Set in the old-growth eucalypt forests and vast rugged mountains of southern Tasmania, The Orchardist’s Daughter is an uplifting story about friendship, resilience and finding the courage to break free.

~*~

Miki’s world has been one of isolation her whole life. She was home-schooled on a Tasmanian apple orchard, in the forests and mountains. When her life is altered by the ravages of a bushfire, she is forced into an even more isolated life by her brother Kurt. Kurt keeps many secrets from Miki – and ensures she never ventures out of the takeaway shop he owns and forces her to work in until the arrival of the new resident, Leon, a Parks Ranger whose presence starts to link Miki with other people in the town: Geraldine, and a family whose young son – Max – befriends Leon. Max’s father and friends are loggers, and Leon’s presence rubs Shane and his friends the wrong way.

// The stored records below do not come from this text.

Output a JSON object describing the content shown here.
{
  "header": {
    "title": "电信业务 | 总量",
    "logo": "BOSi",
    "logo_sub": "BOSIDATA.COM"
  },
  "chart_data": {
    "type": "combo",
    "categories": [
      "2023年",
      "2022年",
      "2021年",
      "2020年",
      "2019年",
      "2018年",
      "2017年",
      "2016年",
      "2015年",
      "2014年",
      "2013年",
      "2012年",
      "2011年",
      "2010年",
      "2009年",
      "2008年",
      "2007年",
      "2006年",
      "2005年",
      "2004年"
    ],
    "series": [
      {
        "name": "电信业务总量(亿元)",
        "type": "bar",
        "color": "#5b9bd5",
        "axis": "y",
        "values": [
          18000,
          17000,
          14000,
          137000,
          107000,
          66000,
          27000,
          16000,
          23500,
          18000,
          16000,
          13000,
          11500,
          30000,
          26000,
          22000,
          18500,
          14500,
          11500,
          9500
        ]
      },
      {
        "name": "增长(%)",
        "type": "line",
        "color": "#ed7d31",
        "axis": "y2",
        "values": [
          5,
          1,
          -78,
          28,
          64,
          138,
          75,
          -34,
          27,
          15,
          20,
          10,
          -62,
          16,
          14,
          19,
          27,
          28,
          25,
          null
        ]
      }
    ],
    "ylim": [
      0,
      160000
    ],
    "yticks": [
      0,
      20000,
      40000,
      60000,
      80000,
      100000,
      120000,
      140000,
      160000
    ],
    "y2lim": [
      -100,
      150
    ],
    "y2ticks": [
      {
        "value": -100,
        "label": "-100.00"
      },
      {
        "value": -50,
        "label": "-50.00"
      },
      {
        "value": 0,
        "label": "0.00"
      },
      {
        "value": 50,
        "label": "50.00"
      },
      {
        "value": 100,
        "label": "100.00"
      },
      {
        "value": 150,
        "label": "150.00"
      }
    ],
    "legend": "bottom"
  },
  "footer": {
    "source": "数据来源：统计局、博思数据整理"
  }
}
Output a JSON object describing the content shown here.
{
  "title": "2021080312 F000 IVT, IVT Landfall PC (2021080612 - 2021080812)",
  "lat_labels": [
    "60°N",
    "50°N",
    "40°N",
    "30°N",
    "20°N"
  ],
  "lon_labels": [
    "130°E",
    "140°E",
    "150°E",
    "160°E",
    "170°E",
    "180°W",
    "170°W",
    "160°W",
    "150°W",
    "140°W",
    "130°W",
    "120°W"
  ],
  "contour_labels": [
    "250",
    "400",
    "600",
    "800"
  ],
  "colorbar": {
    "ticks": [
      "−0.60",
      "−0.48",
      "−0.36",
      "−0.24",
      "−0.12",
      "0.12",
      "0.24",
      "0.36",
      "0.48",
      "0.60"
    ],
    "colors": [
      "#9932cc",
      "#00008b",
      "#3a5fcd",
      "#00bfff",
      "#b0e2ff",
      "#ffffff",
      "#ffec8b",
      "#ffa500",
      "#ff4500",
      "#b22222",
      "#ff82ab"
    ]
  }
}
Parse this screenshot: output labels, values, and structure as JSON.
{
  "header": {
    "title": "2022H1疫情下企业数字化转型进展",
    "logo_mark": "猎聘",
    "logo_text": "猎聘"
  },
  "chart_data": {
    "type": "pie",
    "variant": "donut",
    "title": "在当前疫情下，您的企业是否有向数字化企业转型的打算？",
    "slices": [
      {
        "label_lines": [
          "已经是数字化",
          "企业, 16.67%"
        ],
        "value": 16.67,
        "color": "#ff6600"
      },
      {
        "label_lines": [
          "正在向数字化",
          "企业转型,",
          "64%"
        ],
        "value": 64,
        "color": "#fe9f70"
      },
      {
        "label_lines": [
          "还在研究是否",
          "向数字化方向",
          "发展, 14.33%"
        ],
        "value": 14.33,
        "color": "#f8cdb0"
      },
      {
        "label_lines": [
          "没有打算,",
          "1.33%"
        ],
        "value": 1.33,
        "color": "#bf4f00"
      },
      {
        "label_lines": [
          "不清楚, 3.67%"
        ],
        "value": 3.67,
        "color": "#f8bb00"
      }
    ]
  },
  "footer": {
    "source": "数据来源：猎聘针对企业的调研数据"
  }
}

2019 BadgeThe new guy in town, Leon finds he has few allies: Miki, Max, Geraldine, and Wendy – Max’s mother. They are the first people to welcome him and stick up for him in the face of hatred from the loggers, Shane and Kurt – and the story traverses several weeks and encounters between the characters, as Geraldine and Leon encourage Miki to leave the confines of her prison when Kurt is gone. Max faces a bully at school, and Wendy, like Miki, faces her own kind of isolation, and both face things that will eventually come to a head with a series of events that sees the coming together of a community.

In this story, the mountains and forest of Tasmania are as much characters as Miki, Leon and the others. It is a living, breathing, and natural character in this story. The human characters lives revolve around the forest and become connected by it – through the good and the bad, and what the forest can provide and take from them.  It is a love story of sorts – an ode to the forests and mountains of Tasmania and nature as a whole. It reveals the flaws in the people Miki and Wendy thought they loved and knew. The flaws and cracks in the small town are revealed slowly – through alternating chapters from the perspectives of Max, Miki and Leon, and the bonds that grow between them.

In this story, the focus is on personal growth, as well as community connection, and what isolation can do to someone and how it makes them feel – and the final chapters are filled with heart stopping moments that make you want to read on and find out what happens and how it all turns out. The rest, I enjoyed meandering about, and taking in the story slowly, but not too slowly, of course. It is the kind of book that can be savoured and devoured in equal amounts. Some sections need to be gobbled up, but some need time spent on them, and Karen Viggers has done this well – when you’re in each character’s life, you are wholly in their life, but at the same time, wanting to know how the others are doing. Seeing how they came together was very satisfying and I liked that the story focussed on friendships between Leon, Geraldine, Miki and Max, and used their backstories to build what it was that drew them to each other, and the flaws in humanity that can lead us to do the unexpected, and why.

I really enjoyed this novel  – it was complex and intriguing with a cast of characters who reflected a diverse selection of human nature, and showed what pressure can do to us – and the ways people respond differently to the same situation they might find themselves in.